- Author: Bette Lee Crosby
- Expected Publication January 2015 by Bent Pine Publishing
- Category: Historical Fiction
It’s 1946. The war is over. Millions of American soldiers are coming home and Benjamin Church is one of them. After four years of being away he thought things in Alabama would have changed, but they haven’t. Grinder’s Corner is as it’s always been–a hardscrabble burp in the road. It’s not much, but it’s home.
My thanks to Bette Lee Crosby for sending me an advance e-copy for review
When Benjamin meets the beautiful Delia Finch in Twin Pines, the nearest town to Grinder’s Corner, it’s love at first sight. As their relationship deepens Delia and Benjamin spend as much time together as they can manage.
Delia’s father, the preacher in Twin Pines, is a harsh and cold man. He disowns his daughter when he learns she is pregnant and planning to marry Benjamin and forbids his wife to see or speak to their daughter. Delia knows forgiveness is not in her father’s nature and what he preached was most definitely not what he practiced. Delia moves to Grinder’s Corner with Benjamin and gains some comfort with Otis as her father figure.
You might think I’m a fool standing there, letting Mister Finch beat on me as he did, but I figured if he got enough revenge he’d go easier on Delia. ‘Course, that ain’t what happened.
I can understand him being mad, but I sure can’t understand him saying those awful things to his own daughter. When he called her a whore, it was all I could do not to tear into him. In my head I kept thinking he’s Delia’s daddy, and when he gets over his mad he’ll forgive her.
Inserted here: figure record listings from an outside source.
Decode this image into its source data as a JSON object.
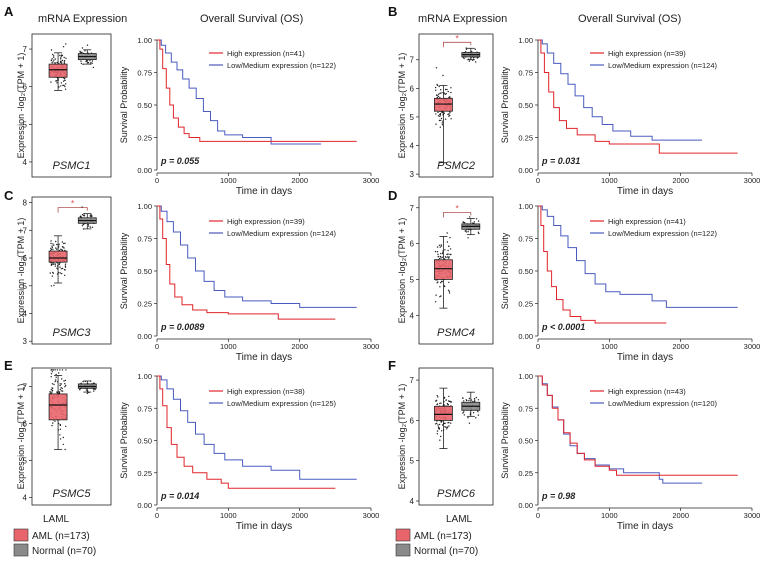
{
  "colors": {
    "aml": "#e8656b",
    "normal": "#8a8a8a",
    "high": "#e0252a",
    "low": "#4a5bbf",
    "asterisk": "#e05a5a"
  },
  "headers": {
    "left_mrna": "mRNA Expression",
    "left_os": "Overall Survival (OS)",
    "right_mrna": "mRNA Expression",
    "right_os": "Overall Survival (OS)"
  },
  "footer": {
    "xcat": "LAML"
  },
  "legend": {
    "aml": "AML (n=173)",
    "normal": "Normal (n=70)"
  },
  "axis_text": {
    "box_ylabel": "Expression -log₂(TPM + 1)",
    "km_ylabel": "Survival Probability",
    "km_xlabel": "Time in days",
    "high_prefix": "High expression",
    "low_prefix": "Low/Medium expression"
  },
  "chart_data": [
    {
      "panel": "A",
      "gene": "PSMC1",
      "type": "box+kaplan-meier",
      "box": {
        "ylim": [
          3.6,
          7.4
        ],
        "yticks": [
          4,
          5,
          6,
          7
        ],
        "aml": {
          "q1": 6.25,
          "median": 6.45,
          "q3": 6.6,
          "whisker_low": 5.9,
          "whisker_high": 6.9,
          "n": 173
        },
        "normal": {
          "q1": 6.72,
          "median": 6.8,
          "q3": 6.88,
          "whisker_low": 6.6,
          "whisker_high": 6.98,
          "n": 70
        },
        "significant": false
      },
      "km": {
        "high_label": "High expression (n=41)",
        "low_label": "Low/Medium expression (n=122)",
        "p_value": "p = 0.055",
        "xlim": [
          0,
          3000
        ],
        "ylim": [
          0,
          1
        ],
        "xticks": [
          0,
          1000,
          2000,
          3000
        ],
        "yticks": [
          0,
          0.25,
          0.5,
          0.75,
          1
        ],
        "high": [
          [
            0,
            1
          ],
          [
            40,
            0.93
          ],
          [
            80,
            0.78
          ],
          [
            130,
            0.63
          ],
          [
            180,
            0.5
          ],
          [
            230,
            0.4
          ],
          [
            300,
            0.33
          ],
          [
            380,
            0.28
          ],
          [
            450,
            0.25
          ],
          [
            600,
            0.22
          ],
          [
            1000,
            0.22
          ],
          [
            2800,
            0.22
          ]
        ],
        "low": [
          [
            0,
            1
          ],
          [
            60,
            0.96
          ],
          [
            120,
            0.9
          ],
          [
            200,
            0.83
          ],
          [
            280,
            0.77
          ],
          [
            360,
            0.7
          ],
          [
            450,
            0.63
          ],
          [
            550,
            0.55
          ],
          [
            650,
            0.45
          ],
          [
            750,
            0.38
          ],
          [
            850,
            0.3
          ],
          [
            950,
            0.27
          ],
          [
            1200,
            0.25
          ],
          [
            1600,
            0.2
          ],
          [
            2300,
            0.2
          ]
        ]
      }
    },
    {
      "panel": "B",
      "gene": "PSMC2",
      "type": "box+kaplan-meier",
      "box": {
        "ylim": [
          2.9,
          7.9
        ],
        "yticks": [
          3,
          4,
          5,
          6,
          7
        ],
        "aml": {
          "q1": 5.2,
          "median": 5.45,
          "q3": 5.65,
          "whisker_low": 3.4,
          "whisker_high": 6.1,
          "n": 173
        },
        "normal": {
          "q1": 7.1,
          "median": 7.18,
          "q3": 7.25,
          "whisker_low": 7.0,
          "whisker_high": 7.4,
          "n": 70
        },
        "significant": true
      },
      "km": {
        "high_label": "High expression (n=39)",
        "low_label": "Low/Medium expression (n=124)",
        "p_value": "p = 0.031",
        "xlim": [
          0,
          3000
        ],
        "ylim": [
          0,
          1
        ],
        "xticks": [
          0,
          1000,
          2000,
          3000
        ],
        "yticks": [
          0,
          0.25,
          0.5,
          0.75,
          1
        ],
        "high": [
          [
            0,
            1
          ],
          [
            40,
            0.9
          ],
          [
            90,
            0.75
          ],
          [
            150,
            0.6
          ],
          [
            220,
            0.48
          ],
          [
            300,
            0.38
          ],
          [
            400,
            0.32
          ],
          [
            550,
            0.27
          ],
          [
            800,
            0.22
          ],
          [
            1000,
            0.2
          ],
          [
            1700,
            0.2
          ],
          [
            1700,
            0.13
          ],
          [
            2800,
            0.13
          ]
        ],
        "low": [
          [
            0,
            1
          ],
          [
            60,
            0.97
          ],
          [
            130,
            0.9
          ],
          [
            220,
            0.82
          ],
          [
            320,
            0.74
          ],
          [
            420,
            0.66
          ],
          [
            520,
            0.57
          ],
          [
            640,
            0.48
          ],
          [
            760,
            0.41
          ],
          [
            900,
            0.35
          ],
          [
            1050,
            0.3
          ],
          [
            1300,
            0.26
          ],
          [
            1600,
            0.23
          ],
          [
            2300,
            0.23
          ]
        ]
      }
    },
    {
      "panel": "C",
      "gene": "PSMC3",
      "type": "box+kaplan-meier",
      "box": {
        "ylim": [
          2.9,
          8.2
        ],
        "yticks": [
          3,
          4,
          5,
          6,
          7,
          8
        ],
        "aml": {
          "q1": 5.85,
          "median": 6.0,
          "q3": 6.25,
          "whisker_low": 5.1,
          "whisker_high": 6.8,
          "n": 173
        },
        "normal": {
          "q1": 7.25,
          "median": 7.35,
          "q3": 7.45,
          "whisker_low": 7.05,
          "whisker_high": 7.6,
          "n": 70
        },
        "significant": true
      },
      "km": {
        "high_label": "High expression (n=39)",
        "low_label": "Low/Medium expression (n=124)",
        "p_value": "p = 0.0089",
        "xlim": [
          0,
          3000
        ],
        "ylim": [
          0,
          1
        ],
        "xticks": [
          0,
          1000,
          2000,
          3000
        ],
        "yticks": [
          0,
          0.25,
          0.5,
          0.75,
          1
        ],
        "high": [
          [
            0,
            1
          ],
          [
            40,
            0.9
          ],
          [
            80,
            0.75
          ],
          [
            130,
            0.55
          ],
          [
            180,
            0.4
          ],
          [
            250,
            0.3
          ],
          [
            350,
            0.24
          ],
          [
            500,
            0.2
          ],
          [
            700,
            0.18
          ],
          [
            1000,
            0.17
          ],
          [
            1600,
            0.17
          ],
          [
            1700,
            0.13
          ],
          [
            2500,
            0.13
          ]
        ],
        "low": [
          [
            0,
            1
          ],
          [
            60,
            0.96
          ],
          [
            140,
            0.88
          ],
          [
            230,
            0.8
          ],
          [
            330,
            0.7
          ],
          [
            430,
            0.6
          ],
          [
            540,
            0.5
          ],
          [
            660,
            0.42
          ],
          [
            800,
            0.35
          ],
          [
            950,
            0.3
          ],
          [
            1200,
            0.27
          ],
          [
            1600,
            0.25
          ],
          [
            2000,
            0.22
          ],
          [
            2800,
            0.22
          ]
        ]
      }
    },
    {
      "panel": "D",
      "gene": "PSMC4",
      "type": "box+kaplan-meier",
      "box": {
        "ylim": [
          3.2,
          7.3
        ],
        "yticks": [
          4,
          5,
          6,
          7
        ],
        "aml": {
          "q1": 5.0,
          "median": 5.3,
          "q3": 5.55,
          "whisker_low": 4.2,
          "whisker_high": 6.2,
          "n": 173
        },
        "normal": {
          "q1": 6.4,
          "median": 6.48,
          "q3": 6.55,
          "whisker_low": 6.25,
          "whisker_high": 6.7,
          "n": 70
        },
        "significant": true
      },
      "km": {
        "high_label": "High expression (n=41)",
        "low_label": "Low/Medium expression (n=122)",
        "p_value": "p < 0.0001",
        "xlim": [
          0,
          3000
        ],
        "ylim": [
          0,
          1
        ],
        "xticks": [
          0,
          1000,
          2000,
          3000
        ],
        "yticks": [
          0,
          0.25,
          0.5,
          0.75,
          1
        ],
        "high": [
          [
            0,
            1
          ],
          [
            40,
            0.85
          ],
          [
            80,
            0.65
          ],
          [
            130,
            0.5
          ],
          [
            190,
            0.38
          ],
          [
            260,
            0.28
          ],
          [
            350,
            0.2
          ],
          [
            450,
            0.15
          ],
          [
            600,
            0.12
          ],
          [
            800,
            0.1
          ],
          [
            1800,
            0.1
          ]
        ],
        "low": [
          [
            0,
            1
          ],
          [
            60,
            0.97
          ],
          [
            130,
            0.92
          ],
          [
            220,
            0.85
          ],
          [
            320,
            0.77
          ],
          [
            420,
            0.68
          ],
          [
            540,
            0.58
          ],
          [
            660,
            0.48
          ],
          [
            800,
            0.4
          ],
          [
            950,
            0.34
          ],
          [
            1150,
            0.32
          ],
          [
            1600,
            0.27
          ],
          [
            1800,
            0.22
          ],
          [
            2800,
            0.22
          ]
        ]
      }
    },
    {
      "panel": "E",
      "gene": "PSMC5",
      "type": "box+kaplan-meier",
      "box": {
        "ylim": [
          3.8,
          7.5
        ],
        "yticks": [
          4,
          5,
          6,
          7
        ],
        "aml": {
          "q1": 6.1,
          "median": 6.5,
          "q3": 6.8,
          "whisker_low": 5.3,
          "whisker_high": 7.3,
          "n": 173
        },
        "normal": {
          "q1": 6.95,
          "median": 7.0,
          "q3": 7.07,
          "whisker_low": 6.85,
          "whisker_high": 7.15,
          "n": 70
        },
        "significant": false
      },
      "km": {
        "high_label": "High expression (n=38)",
        "low_label": "Low/Medium expression (n=125)",
        "p_value": "p = 0.014",
        "xlim": [
          0,
          3000
        ],
        "ylim": [
          0,
          1
        ],
        "xticks": [
          0,
          1000,
          2000,
          3000
        ],
        "yticks": [
          0,
          0.25,
          0.5,
          0.75,
          1
        ],
        "high": [
          [
            0,
            1
          ],
          [
            40,
            0.9
          ],
          [
            80,
            0.77
          ],
          [
            140,
            0.6
          ],
          [
            200,
            0.47
          ],
          [
            280,
            0.37
          ],
          [
            380,
            0.3
          ],
          [
            500,
            0.25
          ],
          [
            700,
            0.2
          ],
          [
            900,
            0.17
          ],
          [
            1000,
            0.13
          ],
          [
            2500,
            0.13
          ]
        ],
        "low": [
          [
            0,
            1
          ],
          [
            60,
            0.97
          ],
          [
            140,
            0.9
          ],
          [
            230,
            0.82
          ],
          [
            330,
            0.73
          ],
          [
            430,
            0.64
          ],
          [
            540,
            0.55
          ],
          [
            660,
            0.47
          ],
          [
            800,
            0.4
          ],
          [
            950,
            0.35
          ],
          [
            1200,
            0.3
          ],
          [
            1600,
            0.27
          ],
          [
            2000,
            0.2
          ],
          [
            2800,
            0.2
          ]
        ]
      }
    },
    {
      "panel": "F",
      "gene": "PSMC6",
      "type": "box+kaplan-meier",
      "box": {
        "ylim": [
          3.9,
          7.3
        ],
        "yticks": [
          4,
          5,
          6,
          7
        ],
        "aml": {
          "q1": 6.0,
          "median": 6.15,
          "q3": 6.35,
          "whisker_low": 5.3,
          "whisker_high": 6.8,
          "n": 173
        },
        "normal": {
          "q1": 6.25,
          "median": 6.35,
          "q3": 6.45,
          "whisker_low": 6.1,
          "whisker_high": 6.7,
          "n": 70
        },
        "significant": false
      },
      "km": {
        "high_label": "High expression (n=43)",
        "low_label": "Low/Medium expression (n=120)",
        "p_value": "p = 0.98",
        "xlim": [
          0,
          3000
        ],
        "ylim": [
          0,
          1
        ],
        "xticks": [
          0,
          1000,
          2000,
          3000
        ],
        "yticks": [
          0,
          0.25,
          0.5,
          0.75,
          1
        ],
        "high": [
          [
            0,
            1
          ],
          [
            60,
            0.93
          ],
          [
            130,
            0.85
          ],
          [
            200,
            0.75
          ],
          [
            280,
            0.66
          ],
          [
            360,
            0.56
          ],
          [
            450,
            0.48
          ],
          [
            550,
            0.4
          ],
          [
            650,
            0.35
          ],
          [
            800,
            0.3
          ],
          [
            1000,
            0.27
          ],
          [
            1100,
            0.23
          ],
          [
            2800,
            0.23
          ]
        ],
        "low": [
          [
            0,
            1
          ],
          [
            60,
            0.94
          ],
          [
            130,
            0.85
          ],
          [
            200,
            0.76
          ],
          [
            280,
            0.66
          ],
          [
            360,
            0.55
          ],
          [
            450,
            0.46
          ],
          [
            550,
            0.4
          ],
          [
            650,
            0.36
          ],
          [
            800,
            0.31
          ],
          [
            1000,
            0.28
          ],
          [
            1200,
            0.25
          ],
          [
            1700,
            0.2
          ],
          [
            1750,
            0.17
          ],
          [
            2300,
            0.17
          ]
        ]
      }
    }
  ]
}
Even when he said to get out of his house and never come back, I figured Delia’s mama would step in and put a stop to it but Mister Finch wasn’t listening to anybody – mot me, not Delia, and not even her mama.
Alabama in the 40’s and 50’s is a tough place to live for coloured folk with the white/black segregation everywhere. Benjamin and his father, Otis, eke out a living growing seasonal produce. The tiny surrounding community of mixed race families live peacefully together but this isn’t the case across the South in general. Benjamin is a good, hard-working man with decent values and a sense of pride. Delia and their son, Isaac come first, always, and he will do whatever he has to, to support and care for them. They live through good times and not so good times, then one day Benjamin’s world is turned upside down, never to be the same, and he feels the full force of the colour divide. Unable to reconcile his sense of injustice he decides on a complete change for himself and Isaac.
The significance of the title ‘Passing Through Perfect’ is a lovely touch. I wondered how Benjamin’s story would tie in with Wyattsville. I do like the way characters from previous stories are integrated into later ones.
I love the way Bette Lee Crosby tells a story, this one mostly from Benjamin’s point of view with individual perspectives beginning each chapter. It’s a very moving and powerful tale, the prejudice and intolerance of the time show both sides of human nature regardless of skin colour. Benjamin’s acknowledgement of what he considers his place in society is undeniably apparent and is accepted as just the way things are. Despite that and the hardships and suffering Benjamin stays true to his own individuality.
An uplifting story of family, love, kindness and hope, despite some people’s less than commendable behaviour and attitudes.